I will appreciate much if anyone can help me to obtain the best feature subset based on the gene.csv file using mRMRe R package.
I solved the problem by modifying my code as follows.
library(mRMRe)
file_n<-paste0("E:\\gene", ".csv")
df <- read.csv(file_n, header = TRUE)
df[[7]] <- as.numeric(df[[7]])
f_data <- mRMR.data(data = data.frame(df))
results <- mRMR.classic("mRMRe.Filter", data = f_data, target_indices = 7,
feature_count = 2)
solutions(results)
It worked fine. The output of the code gives the indices of the selected 2 features.
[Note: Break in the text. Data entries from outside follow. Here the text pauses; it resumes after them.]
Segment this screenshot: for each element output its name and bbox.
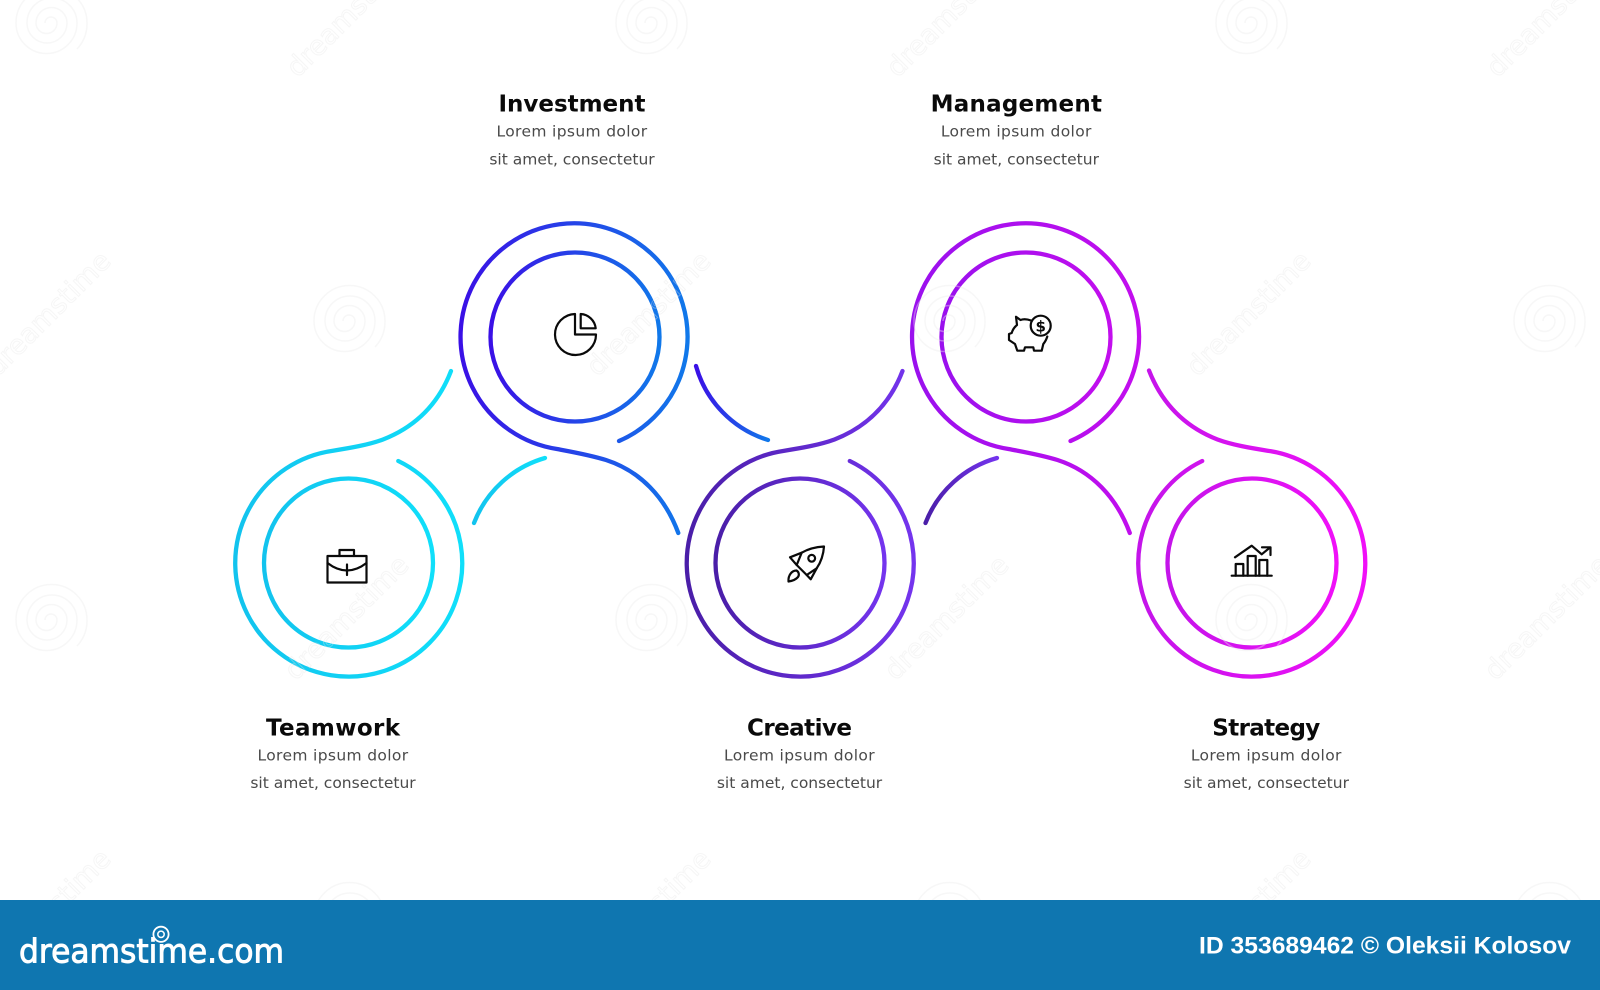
footer image id and author: ID 353689462 © Oleksii Kolosov <box>1199 932 1571 959</box>
strategy outer ring and connector <box>1138 370 1365 677</box>
text: Investment description: Lorem ipsum dolor <box>497 123 648 141</box>
step: Strategy <box>1138 370 1365 792</box>
investment outer ring and connector <box>461 223 688 533</box>
footer logo: dreamstime.com <box>19 932 284 971</box>
text: Strategy description: Lorem ipsum dolor <box>1191 746 1342 764</box>
heading: Creative: Creative <box>747 715 852 741</box>
text: Management description: Lorem ipsum dolor <box>941 123 1092 141</box>
infographic canvas: dreamstime <box>581 246 717 382</box>
text: Creative description: sit amet, consectetur <box>717 774 883 792</box>
management outer ring and connector <box>912 223 1139 533</box>
step: Creative <box>687 371 997 792</box>
step: Teamwork <box>235 371 545 792</box>
infographic canvas: dreamstime <box>879 550 1015 686</box>
teamwork to investment arc <box>474 458 545 523</box>
step: Management <box>912 92 1139 533</box>
teamwork inner ring <box>264 478 433 648</box>
text: Teamwork description: sit amet, consectetur <box>250 774 416 792</box>
investment to creative arc <box>696 366 768 440</box>
text: Strategy description: sit amet, consectetur <box>1184 774 1350 792</box>
icon: pie chart <box>555 314 596 355</box>
heading: Investment: Investment <box>498 92 646 118</box>
infographic canvas: dreamstime <box>581 844 717 980</box>
strategy inner ring <box>1168 478 1336 648</box>
text: Creative description: Lorem ipsum dolor <box>724 746 875 764</box>
icon: bar chart with arrow <box>1232 546 1272 576</box>
icon: briefcase <box>328 550 366 582</box>
text: Investment description: sit amet, consectetur <box>489 150 655 168</box>
infographic canvas: dreamstime <box>1181 246 1317 382</box>
icon: piggy bank: $ <box>1035 318 1046 336</box>
step: Investment <box>461 92 768 533</box>
creative outer ring and connector <box>687 371 914 677</box>
heading: Strategy: Strategy <box>1212 715 1320 741</box>
heading: Management: Management <box>931 92 1102 118</box>
icon: rocket <box>788 546 824 582</box>
teamwork outer ring and connector <box>235 371 462 677</box>
footer bar <box>0 900 1600 990</box>
infographic canvas: dreamstime <box>279 550 415 686</box>
management inner ring <box>942 252 1110 422</box>
infographic canvas: dreamstime <box>1181 844 1317 980</box>
creative to management arc <box>926 458 997 523</box>
text: Teamwork description: Lorem ipsum dolor <box>258 746 409 764</box>
icon: piggy bank <box>1009 316 1051 351</box>
creative inner ring <box>716 478 884 648</box>
investment inner ring <box>490 252 660 422</box>
heading: Teamwork: Teamwork <box>266 715 401 741</box>
text: Management description: sit amet, consectetur <box>934 150 1100 168</box>
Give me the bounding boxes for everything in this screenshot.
I think it has to do with your Output column which is probably of class integer. You can check that using class(df[[7]]).
To convert it to numeric as required by the warning, just type:
df[[7]] <- as.numeric(df[[7]])
That worked for me.
As for the other question, after reading the documentation, setting target_indices = 7 seems the right choice.